Follett's deposition, through its designee, Donald Follett,
demonstrates that he undertook an investigation before
proffering the conclusion that the most recently installed roof
had been put in over wet insulation. Donald Follett conducted
two on-site inspections of the roof and made several test cuts
in the roofing system. He determined that the top roof membrane
and insulation was dry but the underlying roof materials were
soaking wet. He also concluded that the wetness at the higher
elevations was consistent with the wetness at the lower areas.
He stated that at the very top area of the roof there were "no
penetrations for water to get in." These test cuts and
observations led him to conclude that the uppermost roofing
system had been installed over wet insulation. Indeed he stated
at his deposition that "it would have been impossible that that
15
roof . . . insulation was not wet" when the roof was installed.
He described himself as "convinced," so much so that once he
made the test cuts, he did not do further investigation
regarding leaks.
Similarly, the facts led Lydon, the other roofing
contractor that examined the Downeys' roof, to conclude, "This
roof would be adequate if it was not installed over a wet roof."
Doelp, the engineer hired by the Downeys to evaluate the roof
and the repair proposals made by Follett and Lydon, testified
that Follett's conclusion was plausible, and that Donald
Follett, a roofer, would be in a "better position than I would
be to make that judgment."
Doelp did, however, acknowledge some uncertainty. Based on
his own investigation, Doelp testified that he could not be sure
Chutehall's 2005 work on the Downeys' roof was the source of the
leakage problems, as he had also identified other potential
sources of the wetness of the insulation and leakage. He noted,
for example, that there were potential leak problems around the
head house, chimney, and metal parapet. He further stated that
the water "could have been there when they put the roof over.
[But] [i]t could have happened later." He did not know. He
speculated that he "could figure that out, but . . . was never
asked to do that."
16
The record here does not support a finding of recklessness.
The facts at Follett's disposal provided solid reasons to
believe the statement it made to the Downeys. Donald Follett
testified that he was firmly convinced by his investigation.
Although there is a question whether Follett should have done
more to investigate the source of the leak, and that leads to
some uncertainty about the correctness of its conclusions, in
the absence of any evidence that Follett "entertained serious
doubts as to the truth of [the] publication," HipSaver, Inc. v.

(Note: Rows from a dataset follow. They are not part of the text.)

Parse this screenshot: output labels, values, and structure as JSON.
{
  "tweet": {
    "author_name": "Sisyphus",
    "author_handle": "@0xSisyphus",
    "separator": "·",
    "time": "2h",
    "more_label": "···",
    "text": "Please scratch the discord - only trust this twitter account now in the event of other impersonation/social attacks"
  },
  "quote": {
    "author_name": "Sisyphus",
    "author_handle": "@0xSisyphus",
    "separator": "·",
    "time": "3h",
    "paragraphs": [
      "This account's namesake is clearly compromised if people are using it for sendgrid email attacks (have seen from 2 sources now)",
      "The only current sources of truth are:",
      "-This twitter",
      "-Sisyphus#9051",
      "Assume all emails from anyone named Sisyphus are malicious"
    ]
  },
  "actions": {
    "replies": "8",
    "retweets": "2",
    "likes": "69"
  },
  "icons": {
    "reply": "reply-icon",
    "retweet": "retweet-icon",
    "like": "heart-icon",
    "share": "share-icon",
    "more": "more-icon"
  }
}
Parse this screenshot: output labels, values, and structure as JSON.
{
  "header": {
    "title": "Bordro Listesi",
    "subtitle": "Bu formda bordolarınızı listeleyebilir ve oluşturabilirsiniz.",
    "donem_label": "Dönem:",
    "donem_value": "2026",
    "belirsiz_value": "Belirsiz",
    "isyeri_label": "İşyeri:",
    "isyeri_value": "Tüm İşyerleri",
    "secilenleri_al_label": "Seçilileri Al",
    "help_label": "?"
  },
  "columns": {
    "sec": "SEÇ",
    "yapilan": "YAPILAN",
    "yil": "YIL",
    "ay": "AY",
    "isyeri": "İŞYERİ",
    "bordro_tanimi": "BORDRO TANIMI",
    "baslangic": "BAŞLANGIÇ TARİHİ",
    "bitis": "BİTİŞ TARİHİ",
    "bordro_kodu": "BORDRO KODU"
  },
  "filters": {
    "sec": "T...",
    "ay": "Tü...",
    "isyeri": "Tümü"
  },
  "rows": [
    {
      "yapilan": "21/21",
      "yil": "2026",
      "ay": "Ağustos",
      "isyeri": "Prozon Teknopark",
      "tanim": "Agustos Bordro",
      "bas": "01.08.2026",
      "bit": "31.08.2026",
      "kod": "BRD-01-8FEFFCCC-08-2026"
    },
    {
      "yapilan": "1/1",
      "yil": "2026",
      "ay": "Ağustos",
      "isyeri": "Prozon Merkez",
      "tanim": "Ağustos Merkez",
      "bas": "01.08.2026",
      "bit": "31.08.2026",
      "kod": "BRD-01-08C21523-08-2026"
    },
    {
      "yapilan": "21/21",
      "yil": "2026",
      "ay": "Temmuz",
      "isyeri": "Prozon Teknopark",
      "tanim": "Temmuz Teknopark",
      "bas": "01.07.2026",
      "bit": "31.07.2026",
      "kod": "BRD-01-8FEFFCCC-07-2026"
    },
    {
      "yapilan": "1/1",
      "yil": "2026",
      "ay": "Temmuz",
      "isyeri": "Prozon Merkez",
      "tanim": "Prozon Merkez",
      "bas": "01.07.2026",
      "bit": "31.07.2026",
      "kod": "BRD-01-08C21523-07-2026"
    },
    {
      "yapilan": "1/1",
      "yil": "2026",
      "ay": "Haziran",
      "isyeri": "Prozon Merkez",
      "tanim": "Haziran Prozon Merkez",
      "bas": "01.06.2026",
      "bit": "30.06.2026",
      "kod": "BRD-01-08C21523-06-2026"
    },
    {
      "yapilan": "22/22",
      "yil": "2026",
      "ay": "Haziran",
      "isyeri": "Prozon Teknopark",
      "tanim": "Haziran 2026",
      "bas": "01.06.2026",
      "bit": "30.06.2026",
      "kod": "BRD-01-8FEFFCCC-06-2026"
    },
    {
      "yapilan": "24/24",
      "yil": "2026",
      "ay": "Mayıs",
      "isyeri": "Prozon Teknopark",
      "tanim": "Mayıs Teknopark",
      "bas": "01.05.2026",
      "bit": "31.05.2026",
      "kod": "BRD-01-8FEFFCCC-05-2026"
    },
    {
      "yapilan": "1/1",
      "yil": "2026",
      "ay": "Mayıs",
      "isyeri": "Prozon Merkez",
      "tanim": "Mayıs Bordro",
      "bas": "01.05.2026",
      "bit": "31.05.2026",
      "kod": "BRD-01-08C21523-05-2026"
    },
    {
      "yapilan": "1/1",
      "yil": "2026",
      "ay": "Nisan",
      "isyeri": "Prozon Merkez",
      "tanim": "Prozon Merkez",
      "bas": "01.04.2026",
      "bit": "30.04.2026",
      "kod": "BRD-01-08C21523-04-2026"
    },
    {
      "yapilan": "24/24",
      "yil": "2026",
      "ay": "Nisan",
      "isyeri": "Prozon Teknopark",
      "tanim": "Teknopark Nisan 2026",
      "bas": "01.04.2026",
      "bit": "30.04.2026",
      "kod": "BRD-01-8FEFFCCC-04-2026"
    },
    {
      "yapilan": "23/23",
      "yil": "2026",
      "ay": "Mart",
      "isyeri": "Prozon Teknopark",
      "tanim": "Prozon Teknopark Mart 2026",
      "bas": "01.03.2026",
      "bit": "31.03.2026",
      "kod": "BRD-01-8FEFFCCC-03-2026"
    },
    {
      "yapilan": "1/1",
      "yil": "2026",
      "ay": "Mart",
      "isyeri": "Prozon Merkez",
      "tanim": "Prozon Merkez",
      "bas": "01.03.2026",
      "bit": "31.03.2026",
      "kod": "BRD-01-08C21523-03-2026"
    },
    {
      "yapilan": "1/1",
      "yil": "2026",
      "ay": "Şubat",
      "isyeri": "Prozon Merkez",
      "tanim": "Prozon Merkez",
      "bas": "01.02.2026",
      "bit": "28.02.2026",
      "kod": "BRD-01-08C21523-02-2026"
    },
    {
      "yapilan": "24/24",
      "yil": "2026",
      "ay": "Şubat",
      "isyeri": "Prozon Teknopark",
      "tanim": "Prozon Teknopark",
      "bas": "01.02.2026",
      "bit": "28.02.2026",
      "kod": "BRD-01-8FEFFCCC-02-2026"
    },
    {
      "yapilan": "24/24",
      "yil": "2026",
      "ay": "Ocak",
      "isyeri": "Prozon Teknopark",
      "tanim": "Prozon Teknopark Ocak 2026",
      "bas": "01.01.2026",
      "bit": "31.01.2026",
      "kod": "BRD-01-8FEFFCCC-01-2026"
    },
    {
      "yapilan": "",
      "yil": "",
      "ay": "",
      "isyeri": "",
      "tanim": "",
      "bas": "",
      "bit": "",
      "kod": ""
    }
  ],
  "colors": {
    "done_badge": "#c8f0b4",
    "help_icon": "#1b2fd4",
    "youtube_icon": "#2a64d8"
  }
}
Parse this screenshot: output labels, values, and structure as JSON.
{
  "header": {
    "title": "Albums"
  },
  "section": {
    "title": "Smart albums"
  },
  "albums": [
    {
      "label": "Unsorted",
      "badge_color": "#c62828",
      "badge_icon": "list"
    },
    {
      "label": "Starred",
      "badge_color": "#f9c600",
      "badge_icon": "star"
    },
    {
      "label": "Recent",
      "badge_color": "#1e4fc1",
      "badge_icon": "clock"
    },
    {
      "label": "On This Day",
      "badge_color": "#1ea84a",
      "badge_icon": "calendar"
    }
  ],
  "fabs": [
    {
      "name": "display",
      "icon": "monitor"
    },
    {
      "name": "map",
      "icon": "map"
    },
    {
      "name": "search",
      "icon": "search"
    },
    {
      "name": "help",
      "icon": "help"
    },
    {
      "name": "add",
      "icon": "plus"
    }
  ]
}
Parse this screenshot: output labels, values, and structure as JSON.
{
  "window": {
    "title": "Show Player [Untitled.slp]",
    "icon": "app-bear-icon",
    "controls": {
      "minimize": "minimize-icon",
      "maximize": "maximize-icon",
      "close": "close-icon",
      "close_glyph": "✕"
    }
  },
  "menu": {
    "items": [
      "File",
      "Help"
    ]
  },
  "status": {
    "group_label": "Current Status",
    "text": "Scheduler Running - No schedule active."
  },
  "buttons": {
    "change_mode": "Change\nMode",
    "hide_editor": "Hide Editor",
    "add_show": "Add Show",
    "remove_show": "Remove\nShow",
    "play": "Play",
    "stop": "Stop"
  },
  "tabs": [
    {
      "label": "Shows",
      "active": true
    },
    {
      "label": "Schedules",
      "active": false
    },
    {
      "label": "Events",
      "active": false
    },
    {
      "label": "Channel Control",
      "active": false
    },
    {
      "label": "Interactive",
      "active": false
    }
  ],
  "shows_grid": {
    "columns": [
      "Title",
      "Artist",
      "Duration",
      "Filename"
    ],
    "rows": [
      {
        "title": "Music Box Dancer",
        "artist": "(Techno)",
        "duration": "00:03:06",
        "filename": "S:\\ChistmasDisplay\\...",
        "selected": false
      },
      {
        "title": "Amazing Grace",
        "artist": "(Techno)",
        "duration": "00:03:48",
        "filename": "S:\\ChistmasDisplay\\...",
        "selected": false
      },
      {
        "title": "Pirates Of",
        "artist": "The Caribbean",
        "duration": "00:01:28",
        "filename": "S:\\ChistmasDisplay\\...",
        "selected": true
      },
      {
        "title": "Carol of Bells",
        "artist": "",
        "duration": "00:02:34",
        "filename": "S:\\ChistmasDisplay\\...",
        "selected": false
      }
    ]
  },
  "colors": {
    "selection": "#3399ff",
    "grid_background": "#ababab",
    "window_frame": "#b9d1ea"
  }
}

Kiel, 464 Mass. at 530, Chutehall has failed to demonstrate a
genuine issue of material fact regarding recklessness. The
judge did not err in allowing Follett's motion for summary
judgment on Chutehall's defamation claim.
b. The G. L. c. 93A claim. As conceded by Chutehall, its
G. L. c. 93A claim is based on the alleged defamatory statements
made by Follett. Accordingly, this claim rises or falls on the
outcome of the defamation claim. Dulgarian v. Stone, 420 Mass.
843, 853 (1995) ("[W]here allegedly defamatory statements do not
support a cause of action for defamation, they also do not
support a cause of action under G. L. c. 93A"). Therefore, the
trial judge properly allowed Follett's motion for summary
judgment on Chutehall's G. L. c. 93A claim.
c. Final and separate judgment. Under Mass.R.Civ.P.
54(b), "the court may direct the entry of a final judgment as to
17
one or more but fewer than all of the claims or parties . . .
upon an express determination that there is no just reason for
delay and upon an express direction for the entry of judgment."
"Whether there are multiple claims in an action and whether
those claims have been finally adjudicated are matters of law
subject to plenary review by an appellate court." Long v.
Wickett, 50 Mass. App. Ct. 380, 386 (2000). "The determination
of the presence or absence of a just reason for delay, on the
other hand, is left to the sound discretion of the trial judge
and is subject to reversal only for an abuse of that
discretion." Ibid. The record supports the trial judge's
decision that there was no just reason for delay given that
Chutehall's claims against Follett were independent of the
claims between Chutehall and the Downeys.5 We decline to vacate
the entry of separate and final judgment.
3. Conclusion. For the reasons discussed above, the judge
did not err in allowing Follett's motion for summary judgment on
Chutehall's defamation and c. 93A claims or in entering a
separate and final judgment as to those claims.
Judgment entered January 22,
2013, pursuant to
Mass.R.Civ.P. 54(b)
affirmed.
5
Although not argued by the parties, we also note that the
issue may be moot, as the remaining claims between Chutehall and
the Downeys have proceeded to judgment.